GasZealousideal8691 OP t1_j4g8djf wrote on January 15, 2023 at 2:41 PM

Reply to comment by WigglyHypersurface in [D] Is there any reason hugging face GPT2 would behave (fundamentally) differently from GPT-Neo? by GasZealousideal8691

No, both use the GPT2 tokenizer. GPT-Neo uses GPT2Tokenizer.from_pretrained(‘EleutherAI/gpt-neo-1.3B)”, and GPT2 uses GPT2Tokenizer.from_pretrained(‘gpt2-xl’).

WigglyHypersurface t1_j4gpm5i wrote on January 15, 2023 at 4:42 PM

What kind of head is on the models for the task?

GasZealousideal8691 OP t1_j4gpu8j wrote on January 15, 2023 at 4:44 PM

GPT Neo is GPTNeoForCausalLM, and GPT2 is GPT2LMHeadModel. Like I said, I am not 100% familiar with these, but the huggingface docs listed both as “GPT-neo/GPT2 with an LM head”, so I figured they were analogous.

WigglyHypersurface t1_j4grftr wrote on January 15, 2023 at 4:54 PM

I think those are the same but make both the causal version and see.

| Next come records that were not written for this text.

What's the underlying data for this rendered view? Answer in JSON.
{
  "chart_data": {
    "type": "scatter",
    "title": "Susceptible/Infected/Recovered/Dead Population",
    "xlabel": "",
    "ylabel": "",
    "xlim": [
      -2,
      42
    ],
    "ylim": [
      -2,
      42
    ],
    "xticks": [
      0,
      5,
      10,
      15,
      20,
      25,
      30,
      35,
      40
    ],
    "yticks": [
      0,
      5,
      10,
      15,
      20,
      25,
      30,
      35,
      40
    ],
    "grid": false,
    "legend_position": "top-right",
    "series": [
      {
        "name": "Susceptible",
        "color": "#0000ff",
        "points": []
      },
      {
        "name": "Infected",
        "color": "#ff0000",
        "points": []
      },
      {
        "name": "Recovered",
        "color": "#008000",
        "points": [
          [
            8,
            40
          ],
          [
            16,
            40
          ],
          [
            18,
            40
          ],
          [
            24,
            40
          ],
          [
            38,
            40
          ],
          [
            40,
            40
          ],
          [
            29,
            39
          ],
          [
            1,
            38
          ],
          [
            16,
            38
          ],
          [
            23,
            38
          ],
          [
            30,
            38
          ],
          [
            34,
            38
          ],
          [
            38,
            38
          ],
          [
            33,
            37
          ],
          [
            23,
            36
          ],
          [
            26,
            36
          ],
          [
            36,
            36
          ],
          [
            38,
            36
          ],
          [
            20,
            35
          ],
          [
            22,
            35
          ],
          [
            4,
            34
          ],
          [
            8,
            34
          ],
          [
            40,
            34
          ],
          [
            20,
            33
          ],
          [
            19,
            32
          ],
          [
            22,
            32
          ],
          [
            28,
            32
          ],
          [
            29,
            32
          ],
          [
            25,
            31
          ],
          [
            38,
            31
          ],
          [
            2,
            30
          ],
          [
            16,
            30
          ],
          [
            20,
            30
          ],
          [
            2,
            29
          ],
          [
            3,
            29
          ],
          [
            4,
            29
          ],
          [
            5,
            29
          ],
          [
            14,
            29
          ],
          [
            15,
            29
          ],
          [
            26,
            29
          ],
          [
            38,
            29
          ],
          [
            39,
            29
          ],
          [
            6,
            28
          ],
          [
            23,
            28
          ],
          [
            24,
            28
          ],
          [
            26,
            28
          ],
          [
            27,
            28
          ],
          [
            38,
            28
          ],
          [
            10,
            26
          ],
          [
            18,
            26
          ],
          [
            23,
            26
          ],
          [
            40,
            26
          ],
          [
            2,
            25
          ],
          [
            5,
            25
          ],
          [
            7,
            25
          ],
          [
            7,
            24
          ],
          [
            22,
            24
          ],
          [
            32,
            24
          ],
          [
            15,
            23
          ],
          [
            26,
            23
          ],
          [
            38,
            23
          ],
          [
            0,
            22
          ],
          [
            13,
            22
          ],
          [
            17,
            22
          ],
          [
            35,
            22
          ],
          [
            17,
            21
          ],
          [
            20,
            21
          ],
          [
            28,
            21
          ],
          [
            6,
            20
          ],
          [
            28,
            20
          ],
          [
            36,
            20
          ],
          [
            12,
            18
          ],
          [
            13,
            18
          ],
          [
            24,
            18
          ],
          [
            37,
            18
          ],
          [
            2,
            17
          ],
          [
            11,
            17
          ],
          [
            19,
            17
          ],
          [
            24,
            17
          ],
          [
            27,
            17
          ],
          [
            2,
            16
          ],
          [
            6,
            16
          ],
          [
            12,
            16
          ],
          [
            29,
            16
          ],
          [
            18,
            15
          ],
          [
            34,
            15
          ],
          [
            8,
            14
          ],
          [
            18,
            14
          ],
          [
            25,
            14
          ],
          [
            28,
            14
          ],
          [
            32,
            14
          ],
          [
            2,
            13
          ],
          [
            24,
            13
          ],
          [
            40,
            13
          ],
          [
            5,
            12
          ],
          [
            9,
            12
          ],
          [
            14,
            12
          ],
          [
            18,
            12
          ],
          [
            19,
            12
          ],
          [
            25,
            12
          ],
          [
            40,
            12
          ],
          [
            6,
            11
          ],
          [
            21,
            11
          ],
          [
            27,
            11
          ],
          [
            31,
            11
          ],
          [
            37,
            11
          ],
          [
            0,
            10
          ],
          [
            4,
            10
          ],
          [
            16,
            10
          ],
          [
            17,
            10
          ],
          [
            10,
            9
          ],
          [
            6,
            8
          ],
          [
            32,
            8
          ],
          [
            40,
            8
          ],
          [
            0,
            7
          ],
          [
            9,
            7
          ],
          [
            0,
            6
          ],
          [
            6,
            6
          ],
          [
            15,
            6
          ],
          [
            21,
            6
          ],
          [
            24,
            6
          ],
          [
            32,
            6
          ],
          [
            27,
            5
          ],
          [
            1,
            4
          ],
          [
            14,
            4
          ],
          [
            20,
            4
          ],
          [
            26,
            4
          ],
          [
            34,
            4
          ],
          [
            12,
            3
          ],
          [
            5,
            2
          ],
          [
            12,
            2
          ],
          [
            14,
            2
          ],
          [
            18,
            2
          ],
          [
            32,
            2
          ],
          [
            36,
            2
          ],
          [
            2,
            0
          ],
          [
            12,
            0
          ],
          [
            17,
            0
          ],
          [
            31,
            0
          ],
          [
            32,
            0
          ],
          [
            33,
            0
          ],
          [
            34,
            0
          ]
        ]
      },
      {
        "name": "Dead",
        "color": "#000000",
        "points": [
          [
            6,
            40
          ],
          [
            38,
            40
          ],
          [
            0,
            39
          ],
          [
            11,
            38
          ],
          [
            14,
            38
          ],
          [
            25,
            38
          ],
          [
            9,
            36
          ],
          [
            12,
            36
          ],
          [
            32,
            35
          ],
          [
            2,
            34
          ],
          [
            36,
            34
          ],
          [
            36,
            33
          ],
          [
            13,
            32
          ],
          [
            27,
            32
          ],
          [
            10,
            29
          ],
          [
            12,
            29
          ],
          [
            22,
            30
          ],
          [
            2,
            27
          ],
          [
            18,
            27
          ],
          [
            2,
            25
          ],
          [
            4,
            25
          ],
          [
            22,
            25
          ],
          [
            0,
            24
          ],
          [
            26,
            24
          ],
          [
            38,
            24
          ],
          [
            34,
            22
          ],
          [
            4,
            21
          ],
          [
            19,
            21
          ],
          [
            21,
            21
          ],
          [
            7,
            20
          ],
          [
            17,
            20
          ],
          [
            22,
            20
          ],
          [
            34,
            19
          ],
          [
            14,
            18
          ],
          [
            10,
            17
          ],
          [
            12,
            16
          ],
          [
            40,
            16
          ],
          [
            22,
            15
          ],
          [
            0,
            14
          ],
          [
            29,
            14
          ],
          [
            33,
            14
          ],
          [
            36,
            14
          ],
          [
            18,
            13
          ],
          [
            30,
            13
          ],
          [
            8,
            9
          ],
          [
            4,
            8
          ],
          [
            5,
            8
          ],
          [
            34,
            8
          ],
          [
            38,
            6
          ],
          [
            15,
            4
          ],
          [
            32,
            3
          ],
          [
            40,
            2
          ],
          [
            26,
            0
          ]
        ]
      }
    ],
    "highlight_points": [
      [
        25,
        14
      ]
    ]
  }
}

GasZealousideal8691 OP t1_j4gst0f wrote on January 15, 2023 at 5:03 PM

Dont think there is a causal version for GPT2

WigglyHypersurface t1_j4gzweu wrote on January 15, 2023 at 5:47 PM

The GPT2 LM is causal. If you do AutoModelForCausalLM with gpt2 it works fine.